Shown in When an organic layered clay mineral (montmorillonite) is added to polylactic acid which is a synthetic polymer (Example 1)
4) The biodegradation rate is higher and the stiffness is higher than when the layered clay mineral is not added (Comparative Example 1) and when the unorganized layered clay mineral is added (Comparative Example 2). I understood. Further, a case where an organic layered clay mineral (montmorillonite) is added to a cellulose derivative which is a natural polymer (Example 5) and a case where an organic layered clay mineral (montmorillonite) is added to a lignin derivative which is a natural polymer.
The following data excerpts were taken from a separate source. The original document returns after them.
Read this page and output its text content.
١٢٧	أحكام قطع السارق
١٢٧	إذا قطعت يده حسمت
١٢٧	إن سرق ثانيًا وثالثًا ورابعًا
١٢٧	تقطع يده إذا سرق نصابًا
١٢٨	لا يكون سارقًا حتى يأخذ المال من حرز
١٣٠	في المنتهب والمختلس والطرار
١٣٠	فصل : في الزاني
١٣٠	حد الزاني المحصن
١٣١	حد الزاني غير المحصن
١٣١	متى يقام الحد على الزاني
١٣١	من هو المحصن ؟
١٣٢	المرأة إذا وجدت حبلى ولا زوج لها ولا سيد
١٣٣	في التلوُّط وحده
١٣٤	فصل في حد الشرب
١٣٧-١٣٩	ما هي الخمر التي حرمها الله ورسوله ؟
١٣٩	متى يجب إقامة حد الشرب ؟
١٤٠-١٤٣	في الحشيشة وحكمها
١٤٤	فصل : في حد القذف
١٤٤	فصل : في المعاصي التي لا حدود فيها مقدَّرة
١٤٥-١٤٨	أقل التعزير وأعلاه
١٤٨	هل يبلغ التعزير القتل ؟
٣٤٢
In the case (Example 6), it was found that the biodegradation rate was higher, though not as remarkable as when polylactic acid was used, as compared with the case where the layered clay mineral was not used (Comparative Examples 3 and 4). .

[0050]

[Table 1]

[0051]

As described above, according to the present invention,
It is possible to provide a biodegradable resin composition having sufficiently high rigidity and a high biodegradation rate.

──────────────────────────────────────────────────の Continued on the front page (51) Int.Cl. ⁷ Identification symbol FI Theme coat ゛ (Reference) C08L 77/04 C08L 77/04 89/00 89/00 97/00 97/00 (72) Inventor Hirotaka Okamoto 41, Chuo-Yokomichi, Nagakute-cho, Aichi-gun, Aichi-gun, Toyota-Chuo Research Institute, Inc. (72) Inventor Makoto Kato Makoto Kato, 41-Cho, Yakumichi, Nagakute-cho, Aichi-gun, Aichi, Japan 72) Inventor: Atsumitsu Usuki, 41-Cho, Yokomichi, Nagakute-cho, Aichi-gun, Aichi Prefecture Inside Toyota Central Research Laboratory Co., Ltd. (72) Inventor: Norio Sato 41-Cho, Yokomichi, Nagakute-machi, Aichi-gun F-term in Toyota Central R & D Laboratories Inc. (reference) 4J002 AB021 AB031 AB051 AD001 AH001 CF031 DJ036 DJ056 EN137 EV297 EW177 FA086 FB086 FD200

Claims (3)

[Claims] Claims: 1. An organic layered clay mineral comprising a biodegradable resin, and a layered clay mineral which is organically dispersed by an organic agent dispersed in the biodegradable resin, wherein the average particle diameter of the organically layered clay mineral is A biodegradable resin composition having a particle size of 1 μm or less. 2. The biodegradable resin composition according to claim 1, wherein the organic agent is an organic onium compound. 3. The biodegradable resin is at least one resin selected from the group consisting of aliphatic polyesters, polysaccharides, polypeptides and lignin, or a derivative thereof. A biodegradable resin composition.